Patlayıcıların aktarımının Kuzey Irak'tan yapıldığını ifade eden Bakan Soylu, "Herhalde Şemdinli civarında arabayı bırakıyorlar. Polis memuru arabayı alıyor." dedi.
Polis memurunun 2019 yılında 'adi suçtan' ihraç edildiğini belirten Bakan Soylu, "Daha sonra mahkeme kararıyla geri dönüyor. Sonra başka bir yere vermişiz, oradan da İstanbul'da bir yere geçmiş. Hedefi İstanbul'du." ifadelerini kullandı.
Polisin ifadesinde külçe altın getirdiğini söylediğini belirten Bakan Soylu, "Biz buna inanmıyoruz. Çok sıkıntılı bir tip bu. Kablo hırsızlığı yapmış. Bu tür ucuzlukları çok. Buralarda görev yaptığı için buna hülle yapmışlar ve ele geçirmişler." diye konuştu.
ADANA'DA POLİS ŞİDDETİ!
Bakan Soylu Adana'da Furkan Vakfı gönüllülerine yönelik polis şiddetine ilişkin şunları söyledi;
Son 4-4 buçuk aydır bu grup sadece Adana'da 50'nin üzerinde eylem gerçekleştirmeye çalıştı. Neden? Şunun için, eylül-ekim gibi bunların içinde bulunan bir kişinin maddi kaynağı aktardığı öğreniyor, Kuytulcu 7 kişi bu kişiye işkence ediyor, olay yargıya taşınıyor sonrasında. 7 kişi tutuklanıyor. Başka bir yerde de bir doktoru mülk konusunda tehdit ediyorlar, emniyet tehdidi gerçekleştireni yakalıyor, bu kişi de tutuklanıyor.

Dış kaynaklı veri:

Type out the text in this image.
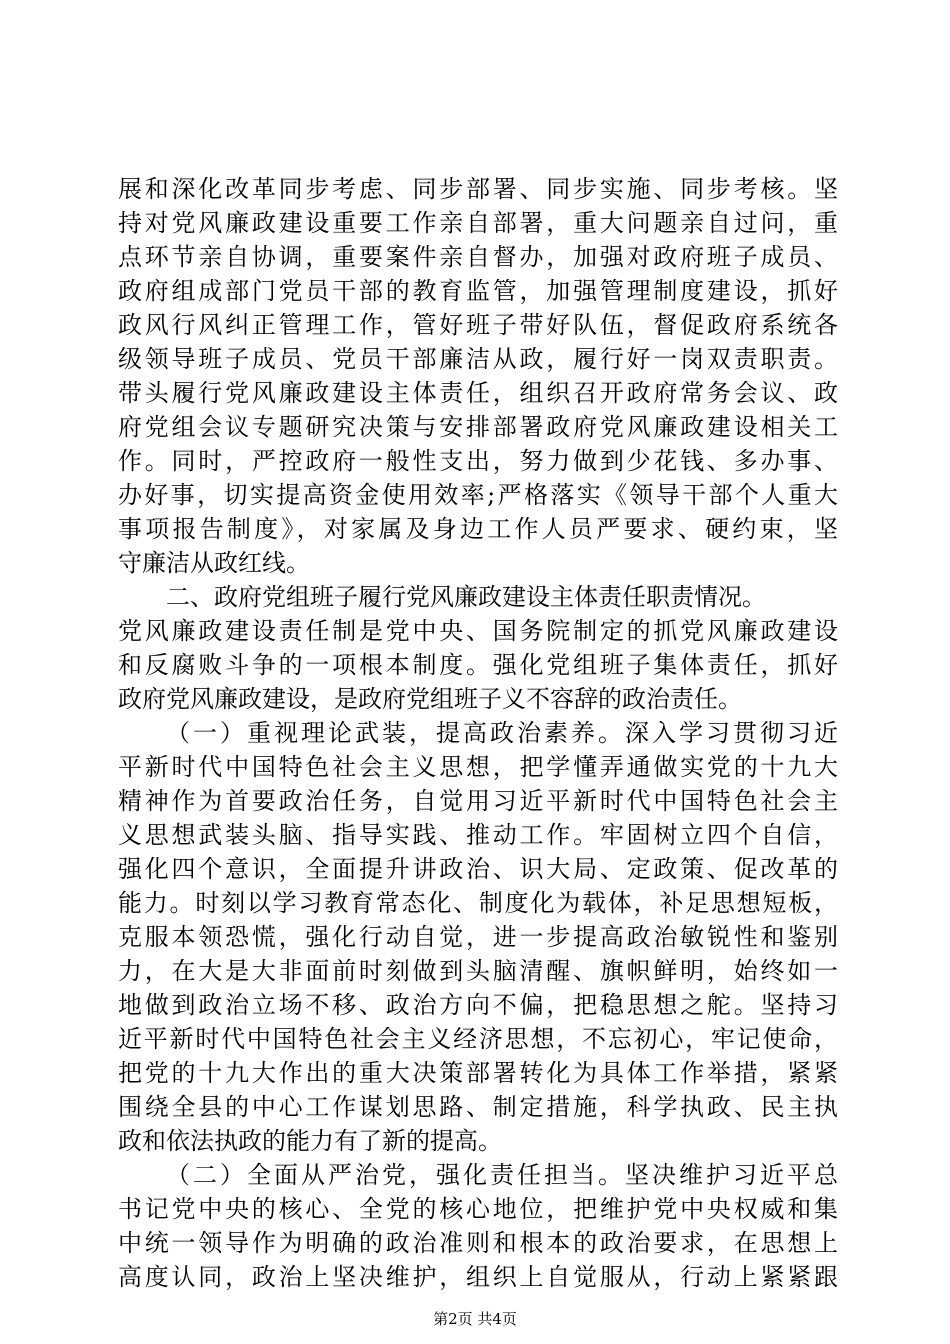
展和深化改革同步考虑、同步部署、同步实施、同步考核。坚
持对党风廉政建设重要工作亲自部署，重大问题亲自过问，重
点环节亲自协调，重要案件亲自督办，加强对政府班子成员、
政府组成部门党员干部的教育监管，加强管理制度建设，抓好
政风行风纠正管理工作，管好班子带好队伍，督促政府系统各
级领导班子成员、党员干部廉洁从政，履行好一岗双责职责。
带头履行党风廉政建设主体责任，组织召开政府常务会议、政
府党组会议专题研究决策与安排部署政府党风廉政建设相关工
作。同时，严控政府一般性支出，努力做到少花钱、多办事、
办好事，切实提高资金使用效率;严格落实《领导干部个人重大
事项报告制度》，对家属及身边工作人员严要求、硬约束，坚
守廉洁从政红线。
二、政府党组班子履行党风廉政建设主体责任职责情况。
党风廉政建设责任制是党中央、国务院制定的抓党风廉政建设
和反腐败斗争的一项根本制度。强化党组班子集体责任，抓好
政府党风廉政建设，是政府党组班子义不容辞的政治责任。
（一）重视理论武装，提高政治素养。深入学习贯彻习近
平新时代中国特色社会主义思想，把学懂弄通做实党的十九大
精神作为首要政治任务，自觉用习近平新时代中国特色社会主
义思想武装头脑、指导实践、推动工作。牢固树立四个自信，
强化四个意识，全面提升讲政治、识大局、定政策、促改革的
能力。时刻以学习教育常态化、制度化为载体，补足思想短板，
克服本领恐慌，强化行动自觉，进一步提高政治敏锐性和鉴别
力，在大是大非面前时刻做到头脑清醒、旗帜鲜明，始终如一
地做到政治立场不移、政治方向不偏，把稳思想之舵。坚持习
近平新时代中国特色社会主义经济思想，不忘初心，牢记使命，
把党的十九大作出的重大决策部署转化为具体工作举措，紧紧
围绕全县的中心工作谋划思路、制定措施，科学执政、民主执
政和依法执政的能力有了新的提高。
（二）全面从严治党，强化责任担当。坚决维护习近平总
书记党中央的核心、全党的核心地位，把维护党中央权威和集
中统一领导作为明确的政治准则和根本的政治要求，在思想上
高度认同，政治上坚决维护，组织上自觉服从，行动上紧紧跟
第2页 共4页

Bunlar da meselenin kime nasıl sirayet edeceğini bildiklerinden olayı terörize etmeye çalışıyorlar. Bunlar bir dini bir grup olmaktan ziyade siyasi kimliklerini öne çıkararak, bunun önüne daha farklı kimlikler inşa ederek bir motivasyon üzerinden yürüyorlar.
Ne zamanki 15 Temmuz sonrası terörle iltisaklı bir süreç başlatıldı. Yargı bunlar hakkında karar verdi ve terör dosyası olarak kabul etmedi. Biz yargının kararını başımızın üstüne koyduk. Ancak bu kimseye, bu ve başka irtibatlara devam etme hakkını vermiyor. Siz bir sokak yürüyüşü yapacaksanız, 2911'e göre bunun kanunu var. Gereğini yerine getirmezseniz polisin tedbir alma hakkı var. Sadece Adana'da son dört ayda 50'den fazla eylem yapmışlar biz buna 'eyvallah' demeyiz.
Bunlar sokağa çıkarlar ellerinde kamerayla, çocukları öne çıkarırlar, kadınları öne çıkarırlar, tükürürler, tahrik ederler, her türlü şeyi yaparlar. 'Polis bir eksiklik yapsa da çeksem' diye.
Biz bu eylemleri engellemek için elimizden geleni yapıyoruz ancak bir silsile vardır. Nedir, önce fiziki durursunuz, sonra kalkanları kaldırırsınız, sonra TOMA'dan su sıkarsınız, jop en sondur. Bunu arkadaşlarımız daha önce oldukça hassas davrandılar ve silsileyi sağladılar.
Alparslan Kuytul kökü dışarıda bir adamdır. Bir suç işletmiş bir suç daha işletmiş. 'Üzerime geliyorlar' demek için çabalıyor. Karşımızda hakikaten bir şaklaban ve başka yerlerden talimat alan biri var. Kendisine 'hoca' dedirtiyor. Siyasete giriyor, darbeyi meşru kılmaya çalışıyor, ByLock meselesine karışıyor, Cumhurbaşkanının kaleminin kırıldığını söylüyor ve 'yakında şerefini izzetini alacaklar' diyor. Bu kadar haysiyetsiz, bu kadar alçak bir değerlendirmeyle insan karşı karşıya bırakılır mı?
Sosyal medyada bu son olayı 28 Şubat'a benzetenler var. Beni bağışlayın, bu doğru bir yaklaşım değil. 28 Şubat'taki yaklaşımın asaletine, insanların hakkını savunmasına halel getirir bu. Bu yaklaşıma izin vermeyiz."